New data suggest that many of our prior conceptions about metabolism and aging may be wrong. In this study, researchers analyzed a database of diverse individuals (individuals from many countries) from which they gathered data on total daily energy expenditure (TEE) to determine the trajectory of metabolism throughout the life course of a human. How does metabolism compare at birth (or very shortly after) to when you’re in your early to late 90s?
The findings were (perhaps) quite surprising. The paper describes four distinct “phases” of metabolism that seem to emerge throughout life. As neonates (birth to 1 year of age), our metabolism is higher than any other point in life (after adjusting for body mass, of course) — almost 50% higher than adult levels. This makes sense, as this is a period of rapid growth and development. Metabolism begins to decline thereafter until about age 20 — the “juvenile phase.” The decline in total energy expenditure of about 2.8% per year continues until about age 20.5, after which it reaches a plateau.
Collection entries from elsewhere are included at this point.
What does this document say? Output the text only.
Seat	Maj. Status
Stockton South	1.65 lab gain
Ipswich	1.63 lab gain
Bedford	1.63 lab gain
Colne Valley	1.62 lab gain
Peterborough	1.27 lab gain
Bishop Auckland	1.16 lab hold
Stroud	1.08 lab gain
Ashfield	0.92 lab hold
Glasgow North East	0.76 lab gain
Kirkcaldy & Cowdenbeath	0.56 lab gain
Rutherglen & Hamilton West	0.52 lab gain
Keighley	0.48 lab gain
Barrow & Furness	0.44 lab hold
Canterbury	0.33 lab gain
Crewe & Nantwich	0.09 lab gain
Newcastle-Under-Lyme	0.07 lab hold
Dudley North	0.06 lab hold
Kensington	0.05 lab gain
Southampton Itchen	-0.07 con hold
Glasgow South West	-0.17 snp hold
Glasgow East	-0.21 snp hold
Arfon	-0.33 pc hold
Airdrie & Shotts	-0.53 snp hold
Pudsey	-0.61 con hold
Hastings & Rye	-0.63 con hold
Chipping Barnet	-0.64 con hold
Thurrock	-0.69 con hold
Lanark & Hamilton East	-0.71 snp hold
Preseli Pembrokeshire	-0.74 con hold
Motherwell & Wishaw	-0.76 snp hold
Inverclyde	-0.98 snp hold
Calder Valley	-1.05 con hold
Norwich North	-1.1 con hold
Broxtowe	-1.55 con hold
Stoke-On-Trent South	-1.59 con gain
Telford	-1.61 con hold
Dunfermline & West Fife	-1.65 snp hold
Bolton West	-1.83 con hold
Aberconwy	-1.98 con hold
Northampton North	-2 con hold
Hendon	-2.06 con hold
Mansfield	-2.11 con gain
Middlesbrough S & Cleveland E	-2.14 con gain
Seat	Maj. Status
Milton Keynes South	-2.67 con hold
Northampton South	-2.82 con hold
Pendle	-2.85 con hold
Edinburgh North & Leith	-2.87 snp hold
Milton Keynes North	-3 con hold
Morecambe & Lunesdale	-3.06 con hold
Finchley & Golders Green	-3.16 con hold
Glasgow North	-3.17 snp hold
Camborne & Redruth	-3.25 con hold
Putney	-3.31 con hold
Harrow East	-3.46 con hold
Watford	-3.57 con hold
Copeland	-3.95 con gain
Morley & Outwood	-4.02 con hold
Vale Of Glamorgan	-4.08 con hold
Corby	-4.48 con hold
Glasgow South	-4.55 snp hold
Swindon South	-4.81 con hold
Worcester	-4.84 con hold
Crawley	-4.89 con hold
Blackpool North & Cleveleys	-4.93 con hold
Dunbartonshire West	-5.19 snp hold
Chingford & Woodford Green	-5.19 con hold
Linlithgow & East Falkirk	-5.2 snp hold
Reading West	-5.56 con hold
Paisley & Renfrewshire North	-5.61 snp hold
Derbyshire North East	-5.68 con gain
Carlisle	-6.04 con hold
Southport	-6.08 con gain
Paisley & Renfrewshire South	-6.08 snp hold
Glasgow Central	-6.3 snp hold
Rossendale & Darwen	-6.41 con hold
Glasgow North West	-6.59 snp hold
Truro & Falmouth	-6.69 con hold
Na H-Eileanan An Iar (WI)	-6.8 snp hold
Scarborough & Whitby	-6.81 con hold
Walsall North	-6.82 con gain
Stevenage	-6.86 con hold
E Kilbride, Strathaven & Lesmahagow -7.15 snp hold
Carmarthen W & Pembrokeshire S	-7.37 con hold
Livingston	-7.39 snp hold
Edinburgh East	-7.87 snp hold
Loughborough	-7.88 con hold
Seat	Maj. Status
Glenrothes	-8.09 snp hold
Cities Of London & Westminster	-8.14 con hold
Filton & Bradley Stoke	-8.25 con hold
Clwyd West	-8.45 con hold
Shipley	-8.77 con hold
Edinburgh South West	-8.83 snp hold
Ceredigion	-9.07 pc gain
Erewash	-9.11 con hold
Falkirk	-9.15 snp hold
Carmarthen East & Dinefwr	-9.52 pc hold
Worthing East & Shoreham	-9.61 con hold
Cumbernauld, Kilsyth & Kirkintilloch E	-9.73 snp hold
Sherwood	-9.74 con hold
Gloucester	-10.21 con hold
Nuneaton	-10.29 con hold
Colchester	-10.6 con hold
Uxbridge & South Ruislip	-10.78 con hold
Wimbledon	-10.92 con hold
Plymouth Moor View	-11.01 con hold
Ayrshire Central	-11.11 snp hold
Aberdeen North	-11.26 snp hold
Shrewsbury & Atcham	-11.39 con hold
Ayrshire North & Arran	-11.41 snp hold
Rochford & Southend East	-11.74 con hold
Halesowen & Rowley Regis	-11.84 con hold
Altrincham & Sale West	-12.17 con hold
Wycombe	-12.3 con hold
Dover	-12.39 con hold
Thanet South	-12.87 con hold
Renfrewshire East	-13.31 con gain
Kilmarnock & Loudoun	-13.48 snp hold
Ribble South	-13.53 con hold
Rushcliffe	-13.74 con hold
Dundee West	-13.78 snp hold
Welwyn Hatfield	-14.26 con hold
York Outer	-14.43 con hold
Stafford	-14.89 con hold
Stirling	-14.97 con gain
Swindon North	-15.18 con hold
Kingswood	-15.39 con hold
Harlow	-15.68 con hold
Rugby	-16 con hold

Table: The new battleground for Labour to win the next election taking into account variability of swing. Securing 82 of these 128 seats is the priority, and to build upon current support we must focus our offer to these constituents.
Adulthood, age 20–60, is a period where total energy expenditure is stable, along with fat-free mass, up until age 63. Finally, after age 63, a period known as older adulthood, we see a drop in energy expenditure consistent with a drop in fat-free mass. For context, in someone who is 90 years old, energy expenditure is around 26% lower than that of a middle-aged adult.
What do these findings mean? Well, for one, they tell us that a “slowed metabolism” may NOT be the reason for the mid-life weight gain and other health problems. In fact, this study did not find any evidence that weight or fat mass increased between the ages of 20 and 60, nor were there seemingly any differences between men and women.
As to what causes these declines in energy expenditure, two likely candidates exist — reductions in physical activity/exercise throughout life and reduced tissue metabolism (our organs use less energy with age.) Both situations are likely true and the good news (and perhaps bad news) is that one of these is largely under our control. To “fight” the age-related decline in energy expenditure, you can be aware of your activity levels and maintain or even increase them with age — this will also help stave off age-related losses in muscle mass.
This may also explain why as adults, and especially as older adults, people tend to eat less. Perhaps the body is fine-tuned to recognize reductions in energy need, and responds accordingly by reducing appetite. This may also be why those who fail to rein in their appetite with age do seem to experience an age-related increase in weight and fat.
I hope you found this discussion interesting. See you next Friday!